Jean-Louis a été mon professeur d’énergétique chinoise pendant quatre ans. C’était, avec Charles Laville-Méry, le directeur de mon école. Avec lui, j’ai approché la merveille du Vivant. Jean-Louis nous faisait passer cette richesse à travers les cours magistraux indispensables mais aussi par des méthodes vécues et vivantes, le Tai Chi Chuan, les massages, l’intériorisation. Nous avons appris nos méridiens – qui sont beaucoup plus nombreux que douze ! -, et nos « points » d’acupuncture – qui sont en fait des « cavernes » où s’enroulent les souffles -, par le toucher en massage, mais aussi lors de séances de méditation pendant lesquelles Jean-Louis nous en lisait la description dans la langue poétique des classiques chinois SU WEN LING SHU tandis que nous en suivions le trajet et en sentions la réalité dans notre propre corps.

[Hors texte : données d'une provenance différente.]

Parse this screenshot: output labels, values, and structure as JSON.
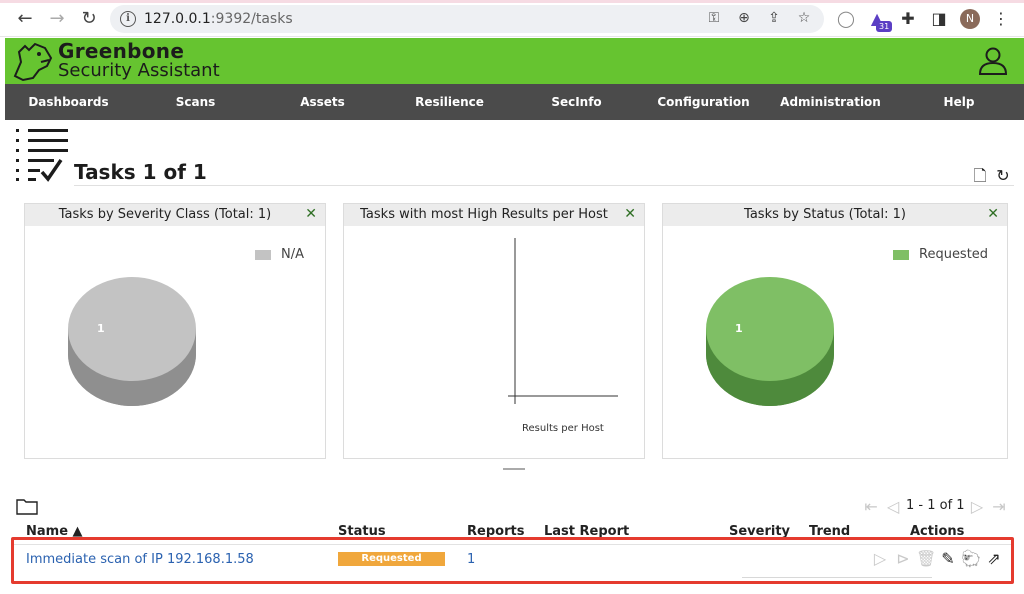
{
  "browser": {
    "url_host": "127.0.0.1",
    "url_rest": ":9392/tasks",
    "extension_badge": "31",
    "profile_initial": "N"
  },
  "brand": {
    "name_line1": "Greenbone",
    "name_line2": "Security Assistant"
  },
  "nav": [
    "Dashboards",
    "Scans",
    "Assets",
    "Resilience",
    "SecInfo",
    "Configuration",
    "Administration",
    "Help"
  ],
  "page": {
    "title": "Tasks 1 of 1"
  },
  "panels": {
    "severity": {
      "title": "Tasks by Severity Class (Total: 1)",
      "legend": "N/A",
      "pie_label": "1",
      "color": "#c3c3c3"
    },
    "high_results": {
      "title": "Tasks with most High Results per Host",
      "axis_label": "Results per Host"
    },
    "status": {
      "title": "Tasks by Status (Total: 1)",
      "legend": "Requested",
      "pie_label": "1",
      "color": "#7fbf65"
    }
  },
  "pager": {
    "text": "1 - 1 of 1"
  },
  "table": {
    "headers": {
      "name": "Name ▲",
      "status": "Status",
      "reports": "Reports",
      "last_report": "Last Report",
      "severity": "Severity",
      "trend": "Trend",
      "actions": "Actions"
    },
    "rows": [
      {
        "name": "Immediate scan of IP 192.168.1.58",
        "status": "Requested",
        "reports": "1",
        "last_report": "",
        "severity": "",
        "trend": ""
      }
    ]
  },
  "colors": {
    "brand_green": "#66c430",
    "nav_dark": "#4b4b4b",
    "status_requested": "#f0a73c",
    "highlight_red": "#e53b2f"
  }
}
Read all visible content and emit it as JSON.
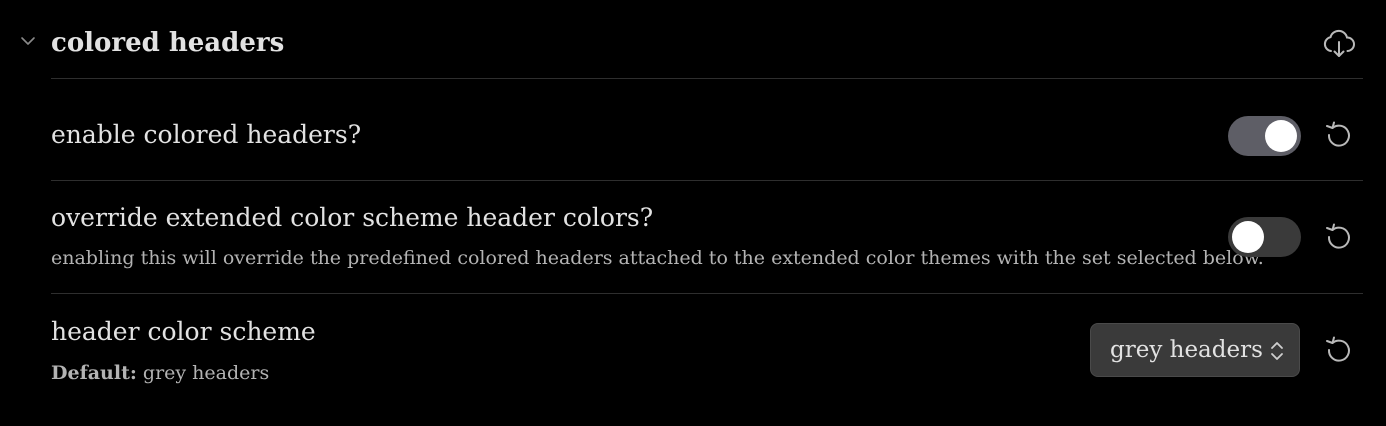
{
  "section": {
    "title": "colored headers",
    "collapse_icon": "chevron-down-icon",
    "action_icon": "cloud-download-icon"
  },
  "settings": [
    {
      "name": "enable colored headers?",
      "control": "toggle",
      "toggle_on": true,
      "reset_icon": "reset-icon"
    },
    {
      "name": "override extended color scheme header colors?",
      "description": "enabling this will override the predefined colored headers attached to the extended color themes with the set selected below.",
      "control": "toggle",
      "toggle_on": false,
      "reset_icon": "reset-icon"
    },
    {
      "name": "header color scheme",
      "default_label": "Default:",
      "default_value": "grey headers",
      "control": "dropdown",
      "selected": "grey headers",
      "dropdown_icon": "chevrons-up-down-icon",
      "reset_icon": "reset-icon"
    }
  ],
  "colors": {
    "background": "#000000",
    "text": "#e2e2e2",
    "muted_text": "#b3b3b3",
    "divider": "#2e2e2e",
    "toggle_on": "#5e5e66",
    "toggle_off": "#3a3a3a",
    "dropdown_bg": "#3a3a3a"
  }
}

Nous étudiions à la Cité Universitaire de Paris dans la grande salle d’honneur de plusieurs centaines de mètres carrés, avec un plafond à caissons de bois sculpté comportant soixante-quatre blasons comme les soixante-quatre hexagrammes du I King. Nous étions en 1983 la troisième promotion de l’école. Cette année-là, ils avaient accepté de prendre cinquante inscriptions sur l’expérience d’un désistement habituel de la moitié des élèves à la fin de la première année. Mais les cinquante étaient des passionnés et sont restés jusqu’au bout de leurs études. Et l’enthousiasme a prévalu côté professeurs comme côté élèves.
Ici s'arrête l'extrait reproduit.